When I did not see women like me, I didn’t think they existed. You cannot become what you do not see. I envied my heterosexual counterparts for being able to move through the world without having to repress their existence. I began to doubt myself. I didn’t think I was good enough, smart enough. As a result, I dropped out of college. Life happened. Working entry-level jobs was a sobering wake-up call as I quickly learned how difficult it was trying to maintain a decent livelihood without an education. That was not the life I wanted for myself. Enlisting in the United States Army gave me the discipline, confidence and determination that I lacked. I vowed to have it all: an education, a wife, a child and a family. In time, I obtained all those dreams.
When I became the first woman in my circle of lesbian friends to become a mother, I was actually shunned. I lost friends who questioned my sexuality: Are you straight now? Oh, so now you’re representing the “B” (Bisexual) in LGBTQ and not the “L” (Lesbian)? I am grateful that at a very early age, God gave me a healthy sense of self-awareness. I never allowed myself to be labeled or put into a box. I wanted to become a mother and I did not have to seek anyone’s approval. Period. End of story.

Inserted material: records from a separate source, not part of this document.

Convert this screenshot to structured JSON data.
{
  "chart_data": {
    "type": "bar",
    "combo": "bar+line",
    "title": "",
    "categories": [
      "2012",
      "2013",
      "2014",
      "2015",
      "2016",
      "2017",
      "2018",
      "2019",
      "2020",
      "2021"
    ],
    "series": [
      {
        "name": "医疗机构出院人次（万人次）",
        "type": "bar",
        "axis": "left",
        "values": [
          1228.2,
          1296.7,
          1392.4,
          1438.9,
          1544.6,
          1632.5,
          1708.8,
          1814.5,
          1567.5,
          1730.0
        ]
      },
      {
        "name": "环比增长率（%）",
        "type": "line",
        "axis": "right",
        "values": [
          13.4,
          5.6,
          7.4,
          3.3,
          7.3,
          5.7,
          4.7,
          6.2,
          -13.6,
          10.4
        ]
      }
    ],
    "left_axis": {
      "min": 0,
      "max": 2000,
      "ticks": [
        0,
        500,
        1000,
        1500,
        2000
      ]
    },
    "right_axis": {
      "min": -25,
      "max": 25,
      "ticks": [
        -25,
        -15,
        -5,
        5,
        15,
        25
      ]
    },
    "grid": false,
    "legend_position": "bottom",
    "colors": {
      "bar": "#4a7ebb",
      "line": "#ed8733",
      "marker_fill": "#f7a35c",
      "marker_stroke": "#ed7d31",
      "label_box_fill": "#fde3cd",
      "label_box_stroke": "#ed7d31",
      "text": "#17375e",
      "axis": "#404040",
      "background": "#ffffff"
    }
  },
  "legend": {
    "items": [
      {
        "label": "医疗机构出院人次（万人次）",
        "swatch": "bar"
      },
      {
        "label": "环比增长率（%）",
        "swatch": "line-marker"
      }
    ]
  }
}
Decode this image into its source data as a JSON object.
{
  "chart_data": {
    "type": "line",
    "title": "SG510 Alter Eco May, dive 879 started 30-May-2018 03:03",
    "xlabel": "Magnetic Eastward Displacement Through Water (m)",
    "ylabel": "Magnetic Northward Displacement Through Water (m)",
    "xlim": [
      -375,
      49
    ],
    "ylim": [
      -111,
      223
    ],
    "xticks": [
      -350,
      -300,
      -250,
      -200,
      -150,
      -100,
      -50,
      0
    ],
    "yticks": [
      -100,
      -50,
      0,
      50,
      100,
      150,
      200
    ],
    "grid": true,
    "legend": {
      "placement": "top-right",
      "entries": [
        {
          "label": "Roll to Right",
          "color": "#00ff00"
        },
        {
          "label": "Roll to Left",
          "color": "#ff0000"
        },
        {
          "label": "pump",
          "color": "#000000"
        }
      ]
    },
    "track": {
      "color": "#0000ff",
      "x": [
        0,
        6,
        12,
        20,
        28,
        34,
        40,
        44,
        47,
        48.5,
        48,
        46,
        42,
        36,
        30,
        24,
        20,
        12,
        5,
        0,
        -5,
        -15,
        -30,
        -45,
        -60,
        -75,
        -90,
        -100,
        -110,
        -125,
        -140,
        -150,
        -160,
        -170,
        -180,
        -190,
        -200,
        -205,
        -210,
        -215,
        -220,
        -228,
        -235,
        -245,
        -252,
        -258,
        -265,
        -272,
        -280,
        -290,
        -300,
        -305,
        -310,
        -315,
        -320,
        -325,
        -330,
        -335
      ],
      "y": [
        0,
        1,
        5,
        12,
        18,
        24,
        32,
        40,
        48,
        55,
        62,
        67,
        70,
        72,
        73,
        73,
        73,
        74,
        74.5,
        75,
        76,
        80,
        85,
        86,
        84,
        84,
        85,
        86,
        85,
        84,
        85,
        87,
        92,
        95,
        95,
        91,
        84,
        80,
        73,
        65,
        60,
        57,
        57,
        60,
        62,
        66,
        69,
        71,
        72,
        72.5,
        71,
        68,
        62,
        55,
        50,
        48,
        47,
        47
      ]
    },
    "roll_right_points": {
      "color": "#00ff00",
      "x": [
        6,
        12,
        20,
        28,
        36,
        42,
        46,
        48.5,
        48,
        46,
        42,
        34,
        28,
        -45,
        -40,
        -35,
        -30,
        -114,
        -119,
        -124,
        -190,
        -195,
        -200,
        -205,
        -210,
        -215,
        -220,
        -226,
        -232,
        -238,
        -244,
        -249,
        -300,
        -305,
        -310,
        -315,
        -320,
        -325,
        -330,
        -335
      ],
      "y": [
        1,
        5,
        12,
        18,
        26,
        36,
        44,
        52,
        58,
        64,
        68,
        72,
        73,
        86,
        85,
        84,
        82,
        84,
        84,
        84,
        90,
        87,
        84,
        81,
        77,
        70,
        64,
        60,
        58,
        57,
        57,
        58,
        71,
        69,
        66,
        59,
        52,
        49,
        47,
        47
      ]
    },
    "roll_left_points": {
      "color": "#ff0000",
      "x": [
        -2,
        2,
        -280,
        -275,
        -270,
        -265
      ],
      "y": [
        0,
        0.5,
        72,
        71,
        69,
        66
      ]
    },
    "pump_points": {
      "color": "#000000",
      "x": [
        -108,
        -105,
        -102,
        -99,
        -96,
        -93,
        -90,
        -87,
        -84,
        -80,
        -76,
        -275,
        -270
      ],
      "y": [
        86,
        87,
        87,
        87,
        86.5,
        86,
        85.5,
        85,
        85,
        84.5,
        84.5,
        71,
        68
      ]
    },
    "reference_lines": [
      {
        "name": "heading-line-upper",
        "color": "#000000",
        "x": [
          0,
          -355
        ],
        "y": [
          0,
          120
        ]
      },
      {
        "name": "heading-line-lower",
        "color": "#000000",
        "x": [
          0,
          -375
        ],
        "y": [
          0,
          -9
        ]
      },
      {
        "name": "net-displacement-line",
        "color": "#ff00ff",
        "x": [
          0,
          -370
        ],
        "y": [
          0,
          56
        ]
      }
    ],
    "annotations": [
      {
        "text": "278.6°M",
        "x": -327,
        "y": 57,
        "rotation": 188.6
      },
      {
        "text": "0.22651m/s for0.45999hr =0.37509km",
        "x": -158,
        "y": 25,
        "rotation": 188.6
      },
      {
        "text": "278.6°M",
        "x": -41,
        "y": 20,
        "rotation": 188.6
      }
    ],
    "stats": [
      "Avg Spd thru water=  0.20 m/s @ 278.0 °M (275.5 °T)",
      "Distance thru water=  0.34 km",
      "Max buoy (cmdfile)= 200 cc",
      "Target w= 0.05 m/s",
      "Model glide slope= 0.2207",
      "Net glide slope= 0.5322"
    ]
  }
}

I began a pattern of entering unhealthy relationships with women where I dimmed my light in exchange for adulation. My spirit diminished the longer I stood in their shadows. I realized that I was the common dominator in all those failed relationships. I had lost myself.
And yet … I’m still standing. The diagnosis of an incurable brain disorder gave me an indomitable will to survive. The grief from a devastating divorce fueled my determination to succeed. Emotionally, I felt like Uma Thurman in the movie Kill Bill, slashing demons with a Samurai sword. I could hear the sound of the sword each time I slew a demon: ”Swing … Swing … Swing!”
My faith has never wavered. In three short years, God has allowed me to discover myself. I rejoiced in recreating myself as my second novel was released. I find strength in knowing that I am creating a legacy, not only for myself but for my grandchildren. I am empowered as I learn to love myself as I have loved others. I will not be distracted in becoming who I think God wants me to become.
Recently, a friend asked me if I’m dating anyone. I couldn’t help but laugh out loud. “Girl, please, I’m dating my damned credit score! How about that?” Finding humor in trying times makes things less daunting.
Now when I review that imaginary filmstrip of my life, I smile when I realize that I have survived things that should have shattered my hopes and dreams. Not only could things be worse but they have been worse … But God.